Доминиканец, маленького роста и явно не страдающий от недоедания, с зачесанной вперед прядью волос шириной с палец на выбритой наголо голове, на все лады воздействовал скорее слабым, чем зычным, голосом на горстку запуганных слушателей. Временами ему отказывал голос, и тогда он прибегал к резким, судорожным жестам. Произнося слова «дьявол» и «ад», он, дабы усугубить производимое впечатление, протягивал к слушателям растопыренные пальцы обеих рук, отчего дети в испуге зарывались в материнские юбки, а видавшие виды мужчины закрывали лицо локтем.

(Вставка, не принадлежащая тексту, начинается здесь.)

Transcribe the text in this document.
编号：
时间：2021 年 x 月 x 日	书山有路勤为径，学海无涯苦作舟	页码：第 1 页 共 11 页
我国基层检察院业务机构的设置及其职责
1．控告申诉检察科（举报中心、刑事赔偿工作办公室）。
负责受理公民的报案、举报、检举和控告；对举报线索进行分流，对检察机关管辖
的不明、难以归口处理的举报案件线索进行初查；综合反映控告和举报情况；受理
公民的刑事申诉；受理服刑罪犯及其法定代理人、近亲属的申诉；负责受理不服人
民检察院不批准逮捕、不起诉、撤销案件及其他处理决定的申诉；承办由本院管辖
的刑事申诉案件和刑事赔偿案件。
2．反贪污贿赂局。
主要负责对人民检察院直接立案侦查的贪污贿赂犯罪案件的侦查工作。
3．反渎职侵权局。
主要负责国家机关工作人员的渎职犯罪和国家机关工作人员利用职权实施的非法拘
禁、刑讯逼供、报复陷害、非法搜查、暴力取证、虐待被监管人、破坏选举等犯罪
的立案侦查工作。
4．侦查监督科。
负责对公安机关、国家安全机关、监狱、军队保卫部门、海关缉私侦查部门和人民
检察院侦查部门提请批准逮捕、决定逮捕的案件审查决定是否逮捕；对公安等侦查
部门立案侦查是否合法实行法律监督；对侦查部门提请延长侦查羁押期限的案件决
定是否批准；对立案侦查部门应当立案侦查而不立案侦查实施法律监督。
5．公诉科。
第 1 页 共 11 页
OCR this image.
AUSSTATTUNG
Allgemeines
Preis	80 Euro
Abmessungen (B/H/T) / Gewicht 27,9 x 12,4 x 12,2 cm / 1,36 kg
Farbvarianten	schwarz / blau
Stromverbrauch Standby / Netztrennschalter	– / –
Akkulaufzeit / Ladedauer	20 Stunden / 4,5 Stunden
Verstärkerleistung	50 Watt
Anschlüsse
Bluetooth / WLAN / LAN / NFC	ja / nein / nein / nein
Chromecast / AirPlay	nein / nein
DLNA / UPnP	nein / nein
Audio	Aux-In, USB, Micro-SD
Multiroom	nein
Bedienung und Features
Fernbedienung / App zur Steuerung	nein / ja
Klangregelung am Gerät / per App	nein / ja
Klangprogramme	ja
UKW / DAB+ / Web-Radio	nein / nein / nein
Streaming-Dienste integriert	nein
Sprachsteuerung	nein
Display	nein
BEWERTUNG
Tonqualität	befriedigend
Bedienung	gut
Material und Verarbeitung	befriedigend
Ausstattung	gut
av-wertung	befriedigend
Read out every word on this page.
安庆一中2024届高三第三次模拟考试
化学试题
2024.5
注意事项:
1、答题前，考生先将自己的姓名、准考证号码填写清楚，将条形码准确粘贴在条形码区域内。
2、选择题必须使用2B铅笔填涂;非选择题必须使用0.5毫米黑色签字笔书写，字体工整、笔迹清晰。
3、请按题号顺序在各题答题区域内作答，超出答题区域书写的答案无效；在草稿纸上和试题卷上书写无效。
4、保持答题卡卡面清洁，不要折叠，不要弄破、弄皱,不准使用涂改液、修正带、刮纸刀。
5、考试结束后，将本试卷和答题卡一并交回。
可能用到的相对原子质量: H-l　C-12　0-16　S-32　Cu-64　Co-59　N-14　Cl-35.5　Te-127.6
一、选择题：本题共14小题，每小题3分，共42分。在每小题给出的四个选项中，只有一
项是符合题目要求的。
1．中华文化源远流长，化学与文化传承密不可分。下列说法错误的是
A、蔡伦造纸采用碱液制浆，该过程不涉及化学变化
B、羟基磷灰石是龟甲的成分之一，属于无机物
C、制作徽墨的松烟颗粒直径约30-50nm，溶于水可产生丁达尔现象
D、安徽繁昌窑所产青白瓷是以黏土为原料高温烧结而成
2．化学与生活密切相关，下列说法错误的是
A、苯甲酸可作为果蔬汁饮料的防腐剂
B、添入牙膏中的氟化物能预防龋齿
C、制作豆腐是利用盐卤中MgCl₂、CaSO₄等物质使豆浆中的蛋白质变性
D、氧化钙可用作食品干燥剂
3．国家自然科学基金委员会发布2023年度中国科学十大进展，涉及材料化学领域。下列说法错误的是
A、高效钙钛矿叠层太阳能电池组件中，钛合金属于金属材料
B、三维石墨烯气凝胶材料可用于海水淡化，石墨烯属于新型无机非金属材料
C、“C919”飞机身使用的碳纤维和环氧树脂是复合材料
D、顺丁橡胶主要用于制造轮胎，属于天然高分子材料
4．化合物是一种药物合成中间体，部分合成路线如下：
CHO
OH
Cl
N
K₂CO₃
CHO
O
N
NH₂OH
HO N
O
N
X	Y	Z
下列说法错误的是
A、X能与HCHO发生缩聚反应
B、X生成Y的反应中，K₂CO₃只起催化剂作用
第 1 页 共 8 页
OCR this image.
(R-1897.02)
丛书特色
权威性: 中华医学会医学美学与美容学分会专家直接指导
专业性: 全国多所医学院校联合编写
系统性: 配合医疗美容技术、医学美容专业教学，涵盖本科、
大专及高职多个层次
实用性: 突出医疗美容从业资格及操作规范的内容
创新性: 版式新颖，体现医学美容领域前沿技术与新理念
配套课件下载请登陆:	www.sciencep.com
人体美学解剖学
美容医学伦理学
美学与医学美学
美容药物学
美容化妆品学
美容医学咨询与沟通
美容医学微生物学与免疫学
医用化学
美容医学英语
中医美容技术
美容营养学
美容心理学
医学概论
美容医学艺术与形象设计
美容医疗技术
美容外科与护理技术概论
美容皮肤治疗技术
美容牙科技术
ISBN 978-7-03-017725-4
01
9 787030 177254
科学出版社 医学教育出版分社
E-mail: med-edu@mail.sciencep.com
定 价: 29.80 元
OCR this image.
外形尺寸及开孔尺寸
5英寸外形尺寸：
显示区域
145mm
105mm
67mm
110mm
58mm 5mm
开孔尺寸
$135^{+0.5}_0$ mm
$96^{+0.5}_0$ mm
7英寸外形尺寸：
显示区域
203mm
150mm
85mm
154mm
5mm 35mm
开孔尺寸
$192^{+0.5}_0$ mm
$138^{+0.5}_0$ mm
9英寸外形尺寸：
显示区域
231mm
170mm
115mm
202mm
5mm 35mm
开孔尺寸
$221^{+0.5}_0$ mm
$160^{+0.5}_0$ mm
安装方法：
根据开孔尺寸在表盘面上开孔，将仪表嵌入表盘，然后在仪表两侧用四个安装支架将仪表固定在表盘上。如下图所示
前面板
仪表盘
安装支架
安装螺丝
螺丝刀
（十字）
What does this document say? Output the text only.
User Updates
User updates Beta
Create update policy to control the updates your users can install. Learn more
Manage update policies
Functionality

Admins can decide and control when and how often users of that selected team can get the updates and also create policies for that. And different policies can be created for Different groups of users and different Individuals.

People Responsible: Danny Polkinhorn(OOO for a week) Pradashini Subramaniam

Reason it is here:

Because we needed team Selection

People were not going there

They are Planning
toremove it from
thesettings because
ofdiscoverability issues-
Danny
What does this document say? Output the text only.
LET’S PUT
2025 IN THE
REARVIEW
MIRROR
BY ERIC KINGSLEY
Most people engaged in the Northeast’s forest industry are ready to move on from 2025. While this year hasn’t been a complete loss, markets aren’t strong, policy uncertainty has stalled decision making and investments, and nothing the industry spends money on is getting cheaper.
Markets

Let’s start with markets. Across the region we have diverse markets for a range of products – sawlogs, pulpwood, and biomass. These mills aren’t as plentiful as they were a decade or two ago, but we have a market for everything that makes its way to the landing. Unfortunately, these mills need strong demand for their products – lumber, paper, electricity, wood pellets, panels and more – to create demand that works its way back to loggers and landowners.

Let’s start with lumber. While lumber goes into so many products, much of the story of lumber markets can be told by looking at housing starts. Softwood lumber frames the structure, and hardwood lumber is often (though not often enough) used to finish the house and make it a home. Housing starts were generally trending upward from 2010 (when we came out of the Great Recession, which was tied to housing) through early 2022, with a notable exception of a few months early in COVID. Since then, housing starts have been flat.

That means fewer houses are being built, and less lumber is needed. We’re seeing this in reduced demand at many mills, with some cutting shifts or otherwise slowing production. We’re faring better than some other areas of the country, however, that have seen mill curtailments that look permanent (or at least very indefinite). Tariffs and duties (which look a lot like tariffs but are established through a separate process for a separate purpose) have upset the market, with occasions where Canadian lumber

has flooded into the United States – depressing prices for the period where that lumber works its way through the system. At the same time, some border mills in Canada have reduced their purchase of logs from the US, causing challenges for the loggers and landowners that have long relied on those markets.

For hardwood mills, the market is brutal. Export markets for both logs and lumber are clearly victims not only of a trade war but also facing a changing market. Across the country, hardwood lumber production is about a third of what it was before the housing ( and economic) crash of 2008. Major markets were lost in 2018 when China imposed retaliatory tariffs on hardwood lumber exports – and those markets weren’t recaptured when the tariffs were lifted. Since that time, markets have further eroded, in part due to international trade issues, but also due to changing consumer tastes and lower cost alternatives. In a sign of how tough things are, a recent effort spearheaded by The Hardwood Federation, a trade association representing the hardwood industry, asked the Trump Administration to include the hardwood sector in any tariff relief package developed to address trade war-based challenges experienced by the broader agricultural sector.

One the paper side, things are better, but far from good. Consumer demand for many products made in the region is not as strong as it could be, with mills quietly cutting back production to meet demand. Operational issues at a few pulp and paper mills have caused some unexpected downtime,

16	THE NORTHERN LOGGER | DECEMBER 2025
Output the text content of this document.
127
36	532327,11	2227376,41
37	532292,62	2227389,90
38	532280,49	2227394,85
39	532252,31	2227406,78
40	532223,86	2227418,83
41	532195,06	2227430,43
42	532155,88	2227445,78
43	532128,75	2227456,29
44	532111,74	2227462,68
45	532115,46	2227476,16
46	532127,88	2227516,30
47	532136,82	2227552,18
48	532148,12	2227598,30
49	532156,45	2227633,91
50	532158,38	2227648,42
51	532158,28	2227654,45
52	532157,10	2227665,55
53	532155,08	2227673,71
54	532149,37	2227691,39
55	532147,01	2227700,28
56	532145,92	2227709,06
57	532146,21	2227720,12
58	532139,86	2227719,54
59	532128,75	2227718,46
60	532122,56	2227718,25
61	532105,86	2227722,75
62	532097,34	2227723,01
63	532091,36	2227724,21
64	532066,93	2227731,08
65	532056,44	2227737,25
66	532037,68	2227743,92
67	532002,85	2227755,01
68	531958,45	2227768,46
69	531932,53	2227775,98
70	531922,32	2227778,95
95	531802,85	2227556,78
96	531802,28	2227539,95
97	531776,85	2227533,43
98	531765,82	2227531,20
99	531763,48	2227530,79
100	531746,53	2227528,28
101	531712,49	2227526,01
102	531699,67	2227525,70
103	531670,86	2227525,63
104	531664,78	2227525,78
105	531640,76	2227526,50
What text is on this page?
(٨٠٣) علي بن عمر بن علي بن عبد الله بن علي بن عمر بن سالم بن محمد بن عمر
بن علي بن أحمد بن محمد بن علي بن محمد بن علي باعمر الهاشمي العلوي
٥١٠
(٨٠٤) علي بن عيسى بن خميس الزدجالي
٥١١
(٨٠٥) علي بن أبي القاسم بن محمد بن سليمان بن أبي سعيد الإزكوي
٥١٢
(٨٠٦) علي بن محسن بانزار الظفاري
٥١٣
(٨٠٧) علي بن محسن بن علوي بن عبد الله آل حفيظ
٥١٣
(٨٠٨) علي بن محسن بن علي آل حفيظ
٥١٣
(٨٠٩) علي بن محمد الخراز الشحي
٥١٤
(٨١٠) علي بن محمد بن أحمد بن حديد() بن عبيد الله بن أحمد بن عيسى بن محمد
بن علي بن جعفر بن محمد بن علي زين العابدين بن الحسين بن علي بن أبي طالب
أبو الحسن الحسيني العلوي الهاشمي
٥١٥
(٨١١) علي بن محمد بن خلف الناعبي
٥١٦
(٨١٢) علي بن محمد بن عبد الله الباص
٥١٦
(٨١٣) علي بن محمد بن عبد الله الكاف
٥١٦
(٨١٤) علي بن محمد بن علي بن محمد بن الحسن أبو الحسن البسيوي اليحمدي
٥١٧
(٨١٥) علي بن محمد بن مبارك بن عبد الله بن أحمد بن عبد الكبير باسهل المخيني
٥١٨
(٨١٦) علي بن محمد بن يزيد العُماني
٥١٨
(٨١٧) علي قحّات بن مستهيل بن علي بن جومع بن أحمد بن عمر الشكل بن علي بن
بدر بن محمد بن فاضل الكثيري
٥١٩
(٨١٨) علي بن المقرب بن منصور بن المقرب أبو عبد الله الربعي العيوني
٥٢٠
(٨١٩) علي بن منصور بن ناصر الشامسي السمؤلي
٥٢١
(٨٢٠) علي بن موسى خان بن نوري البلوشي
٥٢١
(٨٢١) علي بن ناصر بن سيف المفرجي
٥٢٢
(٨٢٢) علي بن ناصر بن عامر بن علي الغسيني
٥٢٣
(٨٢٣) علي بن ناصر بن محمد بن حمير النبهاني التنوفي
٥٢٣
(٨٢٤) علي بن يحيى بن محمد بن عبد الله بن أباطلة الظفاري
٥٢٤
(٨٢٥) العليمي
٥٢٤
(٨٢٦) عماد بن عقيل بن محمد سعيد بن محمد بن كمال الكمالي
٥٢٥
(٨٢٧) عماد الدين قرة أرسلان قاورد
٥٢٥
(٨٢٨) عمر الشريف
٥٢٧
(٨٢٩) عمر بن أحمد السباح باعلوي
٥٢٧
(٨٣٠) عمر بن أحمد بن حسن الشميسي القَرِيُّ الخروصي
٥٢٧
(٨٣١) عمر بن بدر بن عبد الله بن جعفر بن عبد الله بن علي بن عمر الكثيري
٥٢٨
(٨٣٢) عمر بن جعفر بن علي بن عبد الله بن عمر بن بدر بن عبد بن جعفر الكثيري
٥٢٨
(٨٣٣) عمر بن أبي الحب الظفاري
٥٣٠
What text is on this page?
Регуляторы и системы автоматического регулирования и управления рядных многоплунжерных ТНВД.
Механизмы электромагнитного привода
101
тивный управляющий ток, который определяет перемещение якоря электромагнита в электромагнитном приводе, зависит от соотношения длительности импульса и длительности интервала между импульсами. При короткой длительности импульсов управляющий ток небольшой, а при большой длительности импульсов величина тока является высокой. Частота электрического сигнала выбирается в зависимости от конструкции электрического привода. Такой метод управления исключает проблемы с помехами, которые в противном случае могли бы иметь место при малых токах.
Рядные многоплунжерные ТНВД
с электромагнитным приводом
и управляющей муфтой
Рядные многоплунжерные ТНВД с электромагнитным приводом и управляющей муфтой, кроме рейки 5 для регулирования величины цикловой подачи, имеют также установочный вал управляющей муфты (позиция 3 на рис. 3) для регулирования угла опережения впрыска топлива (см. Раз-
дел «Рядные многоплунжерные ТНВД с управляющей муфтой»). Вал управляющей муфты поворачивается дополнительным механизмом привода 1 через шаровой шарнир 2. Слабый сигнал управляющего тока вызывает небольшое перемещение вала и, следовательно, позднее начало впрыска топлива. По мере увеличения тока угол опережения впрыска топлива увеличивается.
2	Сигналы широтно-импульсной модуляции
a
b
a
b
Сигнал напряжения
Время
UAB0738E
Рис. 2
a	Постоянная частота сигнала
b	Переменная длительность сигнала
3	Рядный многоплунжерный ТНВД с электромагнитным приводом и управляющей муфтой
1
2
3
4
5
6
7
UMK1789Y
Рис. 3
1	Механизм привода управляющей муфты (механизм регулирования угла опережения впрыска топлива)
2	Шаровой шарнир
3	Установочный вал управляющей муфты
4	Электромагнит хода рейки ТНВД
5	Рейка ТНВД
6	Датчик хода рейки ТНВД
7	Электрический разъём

Когда Магдалена подошла к ним, он как раз вошел в раж:
— О вы, грешники перед ликом Господним, как тяжко будет у вас на душе, когда вы, предавшись блуду, станете добычей геенны огненной и ее чертей. Издалека вы будете слышать глас Господень: «Идите, проклятые, в вечный огонь!», ибо вы не достойны Его лика. Лишь адские привидения, ужасные маски и злых духов, которым служили, будете встречать вы на своем пути. Подумайте, каково будет у вас на душе, когда вы впервые увидите железные врата адовы, выкованные из железа засовы, которые никогда уже больше не откроются для вас, когда вы изо дня в день будете слышать отчаянные вопли проклятых, вой и зубовный скрежет лютых волков и драконов. Когда вас будут лизать раскаленные языки адского пламени, по сравнению с которым земной огонь — прохладная роса. Вы будете кричать: «Ах, чего мы лишились! А ведь могли бы со святыми ангелами воспарить на небо, к вечному блаженству». Но я говорю вам: еще не поздно. Покупайте полное отпущение грехов, вымоленное для вас досточтимым князем-епископом Альбрехтом у Папы Римского на благо своих чад. Рейнский гульден за одну индульгенцию. Это много денег и в то же время мало, если вспомнить, от чего избавляет вас этот гульден.